しかし、1947年に第二次世界大戦における日本の敗戦により、1994年にパラオ共和国として独立するまで、パラオは国際連合の信託統治地領としてアメリカの管理下に置かれることとなります。
以上のような歴史を経て、現在のパラオの公用語は、元々使用されていたパラオ語に加えてアメリカの信託統治時代を経て英語が加わる形で、パラオ語と英語となっています。
「日本語が公用語」の州・アンガウル州
さて、冒頭のパラオのアンガウル州に戻ります。アンガウル州(アンガウル島)は、東西約3km・南北約4kmの小さな隆起サンゴ礁の島です。パラオ南部に位置し、パラオ16州のうちの1州となります。
日本の統治期間中、多くの日本人がパラオに移住しましたが、終戦後、帰還を余儀なくされました。しかし、唯一アンガウル州のみ、一部の日本人が残り居住を続けました。

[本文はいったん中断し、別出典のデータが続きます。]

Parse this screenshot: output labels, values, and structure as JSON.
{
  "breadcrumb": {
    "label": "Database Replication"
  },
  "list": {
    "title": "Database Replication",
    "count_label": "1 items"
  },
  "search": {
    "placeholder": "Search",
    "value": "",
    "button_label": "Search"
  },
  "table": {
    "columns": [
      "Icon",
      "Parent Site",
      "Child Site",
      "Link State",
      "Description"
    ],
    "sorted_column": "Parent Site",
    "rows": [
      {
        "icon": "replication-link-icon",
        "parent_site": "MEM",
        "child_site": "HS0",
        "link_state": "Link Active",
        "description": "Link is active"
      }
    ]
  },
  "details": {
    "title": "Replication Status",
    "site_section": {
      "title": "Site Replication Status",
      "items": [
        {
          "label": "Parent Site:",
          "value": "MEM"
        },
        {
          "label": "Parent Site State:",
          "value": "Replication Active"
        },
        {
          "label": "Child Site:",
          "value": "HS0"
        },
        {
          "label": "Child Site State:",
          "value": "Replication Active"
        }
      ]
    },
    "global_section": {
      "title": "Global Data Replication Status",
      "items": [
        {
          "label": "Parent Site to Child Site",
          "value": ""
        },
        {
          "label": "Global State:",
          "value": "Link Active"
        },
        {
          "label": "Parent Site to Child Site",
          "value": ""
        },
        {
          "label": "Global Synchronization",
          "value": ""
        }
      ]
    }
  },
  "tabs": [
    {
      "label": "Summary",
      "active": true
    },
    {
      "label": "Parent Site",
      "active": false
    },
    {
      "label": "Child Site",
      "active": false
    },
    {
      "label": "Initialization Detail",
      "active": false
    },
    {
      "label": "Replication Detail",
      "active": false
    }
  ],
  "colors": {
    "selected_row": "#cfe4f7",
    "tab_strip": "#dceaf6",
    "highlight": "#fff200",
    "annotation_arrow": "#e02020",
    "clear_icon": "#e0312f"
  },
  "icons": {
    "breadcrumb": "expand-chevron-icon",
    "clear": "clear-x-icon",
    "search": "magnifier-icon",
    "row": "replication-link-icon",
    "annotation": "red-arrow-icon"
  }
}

そのため、上述したとおり日本統治下後にアメリカ統治下となったパラオでは英語が普及しますが、アンガウル州では日本語も身近な言語として使われつづけました。そして、1982年にアンガウル州憲法にパラオ語・英語と並んで、日本語も公用語として制定されました。
ただし、2023年現在、アンガウル州でも日常的に日本語を話す住民は少ないようです。